Eddington, d’Ari Aster
Pour l’instant, cela reste plutôt secret, mais la mission d’Ari Aster est de secouer le concours si jamais il s’endormait. En tout cas, le New-Yorkais, maître de l’horreur contemporaine, n’a pas lésiné sur le casting (Joaquin Phoenix, Emma Stone, Austin Butler, Pedro Pascal) pour ce western horrifique se déroulant en pleine pandémie de Covid 19.
À l’instar de Julia Ducournau et d’Hafsia Herzi, tous les cinéastes ci-dessus espèrent rafler la si convoitée Palme d’or. On évoquera aussi les Dardenne, qui en visent une troisième avec Jeunes mères. Les frères belges suivent cinq adolescentes hébergées dans la maison maternelle, espérant une meilleure vie pour elles-mêmes et leur enfant.
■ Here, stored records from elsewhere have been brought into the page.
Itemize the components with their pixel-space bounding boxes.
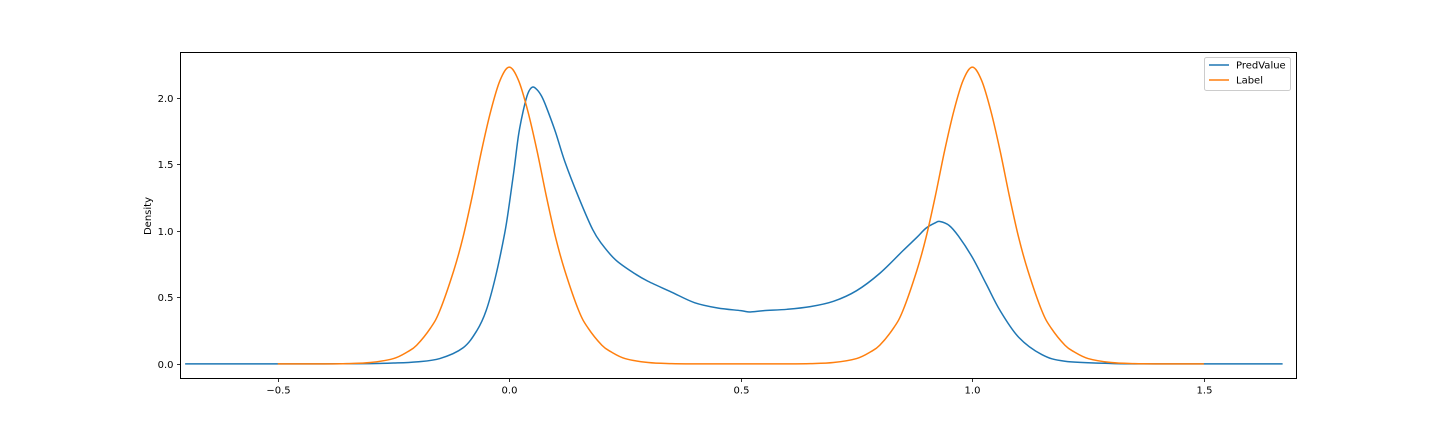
y-tick-label: 0.0	[158, 360, 174, 371]
series-layer	[185, 66, 1283, 365]
series-line-predvalue	[185, 86, 1283, 365]
legend-label-label: Label	[1236, 76, 1263, 87]
y-tick-label: 1.5	[158, 160, 174, 171]
x-tick-label: −0.5	[266, 386, 290, 397]
plot-frame	[180, 52, 1297, 379]
x-tick-label: 1.0	[965, 386, 981, 397]
x-axis: −0.5 0.0 0.5 1.0 1.5	[266, 378, 1213, 397]
y-tick-label: 1.0	[158, 227, 174, 238]
x-tick-label: 1.5	[1197, 386, 1213, 397]
y-axis: 0.0 0.5 1.0 1.5 2.0	[158, 94, 181, 371]
y-tick-label: 2.0	[158, 94, 174, 105]
legend: PredValue Label	[1204, 57, 1291, 91]
y-axis-label: Density	[143, 197, 154, 235]
x-tick-label: 0.0	[502, 386, 518, 397]
legend-label-predvalue: PredValue	[1236, 61, 1286, 72]
x-tick-label: 0.5	[734, 386, 750, 397]
series-line-label	[277, 66, 1204, 365]
y-tick-label: 0.5	[158, 293, 174, 304]
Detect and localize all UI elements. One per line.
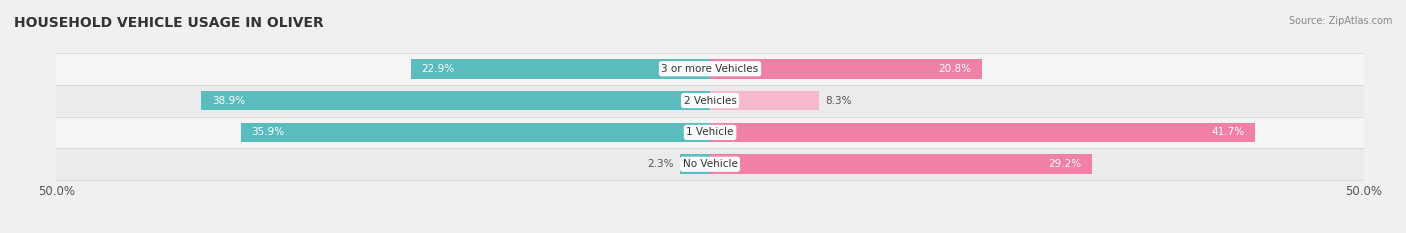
Text: 35.9%: 35.9% [252,127,284,137]
Text: 41.7%: 41.7% [1212,127,1244,137]
Bar [56,116,1364,148]
Text: 38.9%: 38.9% [212,96,245,106]
Bar [56,148,1364,180]
Text: 22.9%: 22.9% [420,64,454,74]
Bar [681,154,710,174]
Bar [411,59,710,79]
Text: 1 Vehicle: 1 Vehicle [686,127,734,137]
Text: 29.2%: 29.2% [1049,159,1081,169]
Bar [240,123,710,142]
Text: 20.8%: 20.8% [939,64,972,74]
Text: 8.3%: 8.3% [825,96,852,106]
Text: 2 Vehicles: 2 Vehicles [683,96,737,106]
Bar [710,123,1256,142]
Text: 2.3%: 2.3% [647,159,673,169]
Bar [56,53,1364,85]
Text: HOUSEHOLD VEHICLE USAGE IN OLIVER: HOUSEHOLD VEHICLE USAGE IN OLIVER [14,16,323,30]
Bar [710,154,1092,174]
Text: Source: ZipAtlas.com: Source: ZipAtlas.com [1288,16,1392,26]
Bar [710,91,818,110]
Bar [56,85,1364,116]
Text: No Vehicle: No Vehicle [682,159,738,169]
Bar [201,91,710,110]
Text: 3 or more Vehicles: 3 or more Vehicles [661,64,759,74]
Bar [710,59,981,79]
Mais on citera encore trois œuvres qui font parler dans les sections parallèles:
Eleanor the Great, de Scarlett Johansson
À l’affiche de The Phoenician Scheme, de Wes Anderson, présenté en compétition, la star américaine fait ses débuts de réalisatrice. Sélectionné à Un certain regard, Eleanor the Great met en scène une vieille dame qui quitte Miami pour New York après la mort de sa meilleure amie, une Juive polonaise rescapée des camps. Elle tente alors de reconstruire sa vie, se lie alors avec une étudiante et questionne la transmission de la Shoah.
À noter également le premier passage derrière la caméra de Kristen Stewart, pour The Chronology of Water, proposé dans Un Certain Regard, qui adapte les mémoires de l’écrivaine américaine Lidia Yuknavitch.
L’Intérêt d’Adam, de Laura Wandel
À signaler enfin, le premier long métrage de la réalisatrice belge Laura Wandel, présenté en ouverture de la Semaine de la critique. Il nous emmène dans un hôpital, où une infirmière en chef (Léa Drucker) prend en charge un enfant de 4 ans victime de malnutrition, tout en désirant aider sa mère en détresse (Anamaria Vartolomei).